The 2012 ICT Skype controversy was the leaking of Skype conversations and emails between Mohammed Nizamul Huq, head judge and chairman of Bangladesh's International Crimes Tribunal, and Ahmed Ziauddin, a Bangladeshi lawyer based in Brussels.[1] These conversations took place during the prosecution of the accused for alleged war crimes during the Bangladesh Liberation War in 1971.
According to The Economist, the recordings and emails suggested that the Bangladesh Government pressured and attempted to intervene in the International Crimes Tribunal to speed up proceedings. The neutrality and independence of Huq was called into question, as Ziauddin appeared to help him to prepare documents for the tribunal and made detailed recommendations for Huq. Ziauddin also advised prosecutors, including the chief prosecutor Zaed-al-Malum, and informed Huq about how the prosecutors may develop their cases.
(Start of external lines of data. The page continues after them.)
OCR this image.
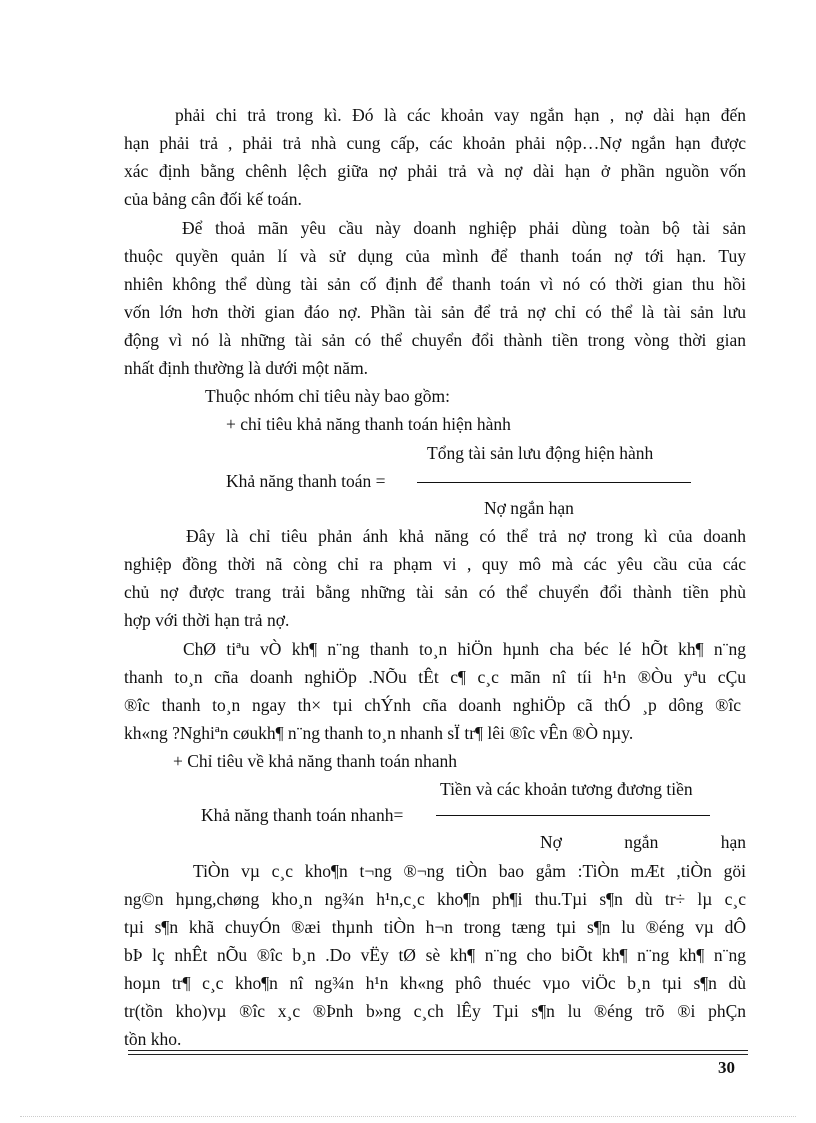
phải chi trả trong kì. Đó là các khoản vay ngắn hạn , nợ dài hạn đến
hạn phải trả , phải trả nhà cung cấp, các khoản phải nộp…Nợ ngắn hạn được
xác định bằng chênh lệch giữa nợ phải trả và nợ dài hạn ở phần nguồn vốn
của bảng cân đối kế toán.
Để thoả mãn yêu cầu này doanh nghiệp phải dùng toàn bộ tài sản
thuộc quyền quản lí và sử dụng của mình để thanh toán nợ tới hạn. Tuy
nhiên không thể dùng tài sản cố định để thanh toán vì nó có thời gian thu hồi
vốn lớn hơn thời gian đáo nợ. Phần tài sản để trả nợ chỉ có thể là tài sản lưu
động vì nó là những tài sản có thể chuyển đổi thành tiền trong vòng thời gian
nhất định thường là dưới một năm.
Thuộc nhóm chỉ tiêu này bao gồm:
+ chỉ tiêu khả năng thanh toán hiện hành
Tổng tài sản lưu động hiện hành
Khả năng thanh toán =
Nợ ngắn hạn
Đây là chỉ tiêu phản ánh khả năng có thể trả nợ trong kì của doanh
nghiệp đồng thời nã còng chỉ ra phạm vi , quy mô mà các yêu cầu của các
chủ nợ được trang trải bằng những tài sản có thể chuyển đổi thành tiền phù
hợp với thời hạn trả nợ.
ChØ tiªu vÒ kh¶ n¨ng thanh to¸n hiÖn hµnh cha béc lé hÕt kh¶ n¨ng
thanh to¸n cña doanh nghiÖp .NÕu tÊt c¶ c¸c mãn nî tíi h¹n ®Òu yªu cÇu
®îc thanh to¸n ngay th× tµi chÝnh cña doanh nghiÖp cã thÓ ¸p dông ®îc
kh«ng ?Nghiªn cøukh¶ n¨ng thanh to¸n nhanh sÏ tr¶ lêi ®îc vÊn ®Ò nµy.
+ Chỉ tiêu về khả năng thanh toán nhanh
Tiền và các khoản tương đương tiền
Khả năng thanh toán nhanh=
Nợ ngắn hạn
TiÒn vµ c¸c kho¶n t¬ng ®¬ng tiÒn bao gåm :TiÒn mÆt ,tiÒn göi
ng©n hµng,chøng kho¸n ng¾n h¹n,c¸c kho¶n ph¶i thu.Tµi s¶n dù tr÷ lµ c¸c
tµi s¶n khã chuyÓn ®æi thµnh tiÒn h¬n trong tæng tµi s¶n lu ®éng vµ dÔ
bÞ lç nhÊt nÕu ®îc b¸n .Do vËy tØ sè kh¶ n¨ng cho biÕt kh¶ n¨ng kh¶ n¨ng
hoµn tr¶ c¸c kho¶n nî ng¾n h¹n kh«ng phô thuéc vµo viÖc b¸n tµi s¶n dù
tr(tồn kho)vµ ®îc x¸c ®Þnh b»ng c¸ch lÊy Tµi s¶n lu ®éng trõ ®i phÇn
tồn kho.
30
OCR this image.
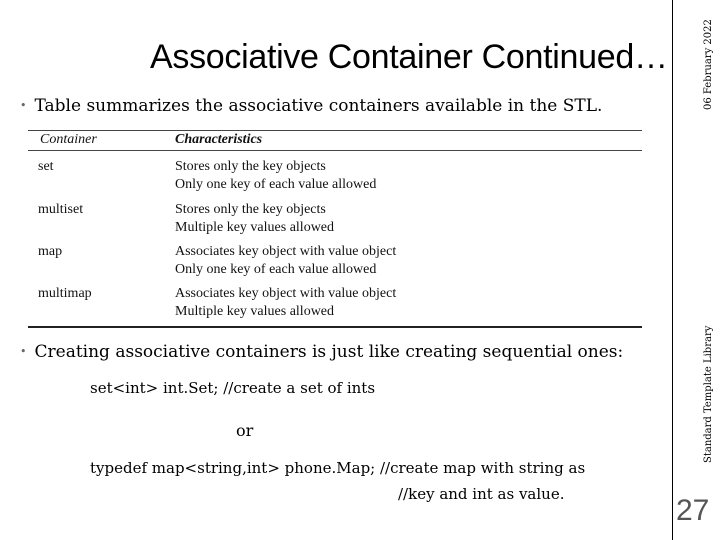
Associative Container Continued…	06 February 2022
Standard Template Library
27
• Table summarizes the associative containers available in the STL.
Container	Characteristics
set	Stores only the key objects
Only one key of each value allowed
multiset	Stores only the key objects
Multiple key values allowed
map	Associates key object with value object
Only one key of each value allowed
multimap	Associates key object with value object
Multiple key values allowed
• Creating associative containers is just like creating sequential ones:
set<int> int.Set; //create a set of ints
or
typedef map<string,int> phone.Map; //create map with string as
//key and int as value.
This resulted in a connection between the judge, adviser and the prosecution.[1]
The 17 hours of conversations between 28 August and 20 October 2012 and more than 230 e-mails between September 2011 and September 2012 were disclosed to The Economist.[1] The Bangladeshi newspaper Amar Desh also received the conversations, and published a report on 9 December, followed by the transcripts in full. On 13 December, a court injunction banned Bangladeshi newspapers from publishing the materials, at which time Amar Desh stopped further publication.[2]
On 11 December 2012, Huq resigned from his position as chairman of ICT-1, citing personal reasons. Despite demands from Jamaat-e-Islami for the Tribunal to be scrapped, the Law Minister Shafique Ahmed said that Huq's resignation would not hamper trial proceedings.[3] On 13 December, Fazle Kabir, then head of the second tribunal (ICT-2), was named as the new chairman.[4] The defendants' applications for retrials were rejected.[5]